SPORT1: Mit dem Erreichen der 2. Runde stellten Sie Ihr bisher bestes Karriereresultat ein. Was für Ziele setzten Sie sich für die Zukunft?

Otte: Mein Ziel ist es, das in Wimbledon gezeigte Level in den kommenden Jahren konstanter abrufen zu können. Ich werde versuchen, mich vermehrt für größere ATP-Turniere zu qualifizieren, anstatt die kleineren Challenger-Turniere zu spielen. So bekomme ich dann stärkere Gegner und kann vielleicht bei solchen engen großen Partien auch mal als Gewinner hervorgehen.
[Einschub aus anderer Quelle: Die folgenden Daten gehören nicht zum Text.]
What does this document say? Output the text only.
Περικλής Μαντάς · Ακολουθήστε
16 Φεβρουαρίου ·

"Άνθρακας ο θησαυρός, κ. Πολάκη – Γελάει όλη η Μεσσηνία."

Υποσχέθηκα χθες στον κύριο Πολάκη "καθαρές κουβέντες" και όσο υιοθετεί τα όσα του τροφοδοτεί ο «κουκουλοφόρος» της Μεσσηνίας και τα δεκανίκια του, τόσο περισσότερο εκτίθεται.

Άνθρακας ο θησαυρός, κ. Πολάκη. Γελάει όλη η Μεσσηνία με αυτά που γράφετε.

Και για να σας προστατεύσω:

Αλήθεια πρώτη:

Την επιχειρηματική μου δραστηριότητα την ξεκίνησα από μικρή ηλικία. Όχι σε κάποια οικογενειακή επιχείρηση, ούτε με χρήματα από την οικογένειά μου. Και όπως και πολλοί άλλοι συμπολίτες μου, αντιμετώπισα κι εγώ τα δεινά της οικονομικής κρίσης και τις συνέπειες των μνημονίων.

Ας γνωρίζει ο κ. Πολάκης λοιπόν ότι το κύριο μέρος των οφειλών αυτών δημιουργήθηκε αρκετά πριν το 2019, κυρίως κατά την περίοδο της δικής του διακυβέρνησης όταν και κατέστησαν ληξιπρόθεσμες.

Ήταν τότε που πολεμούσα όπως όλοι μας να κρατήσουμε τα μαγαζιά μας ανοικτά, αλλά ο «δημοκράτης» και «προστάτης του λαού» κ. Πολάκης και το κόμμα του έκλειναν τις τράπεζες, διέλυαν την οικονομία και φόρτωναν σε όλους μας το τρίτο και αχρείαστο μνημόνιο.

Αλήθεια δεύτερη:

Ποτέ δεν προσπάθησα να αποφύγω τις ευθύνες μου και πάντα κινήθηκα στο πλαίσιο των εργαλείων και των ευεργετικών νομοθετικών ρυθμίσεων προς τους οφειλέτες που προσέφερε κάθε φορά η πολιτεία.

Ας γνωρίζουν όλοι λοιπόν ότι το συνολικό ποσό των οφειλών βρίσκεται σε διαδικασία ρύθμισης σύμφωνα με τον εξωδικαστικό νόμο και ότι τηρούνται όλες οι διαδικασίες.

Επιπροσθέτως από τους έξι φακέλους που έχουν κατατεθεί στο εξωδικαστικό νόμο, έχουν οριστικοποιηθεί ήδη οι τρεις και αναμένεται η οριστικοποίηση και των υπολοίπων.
Das ist hoffentlich nur eine Frage der Zeit, bis das auch mal in meine Richtung geht. Wenn die Resultate kommen, wird auch das Ranking besser. Natürlich nur, wenn ich fit und gesund bleibe.

SPORT1: Sie belegen aktuell Platz 151 im ATP-Ranking, standen noch nie in den Top 100. Wie wichtig wäre der Schritt unter die 100 besten Athleten der Welt?

Otte: Das würde einiges leichter machen. Ich müsste bei den Grand Slams nicht mehr durch die Qualifikation. Dadurch verliert man viel Energie. So eine Qualifikation für ein Grand-Slam-Turnier ist ja wie ein eigenes Turnier, das eine Woche dauert. Zusätzlich kommt man dann manchmal auch ins Hauptfeld eines ATP-Turnieres rein. Das würde schon einige Türen öffnen und einiges leichter machen. Mittelfristig ist das auf jeden Fall ein Ziel.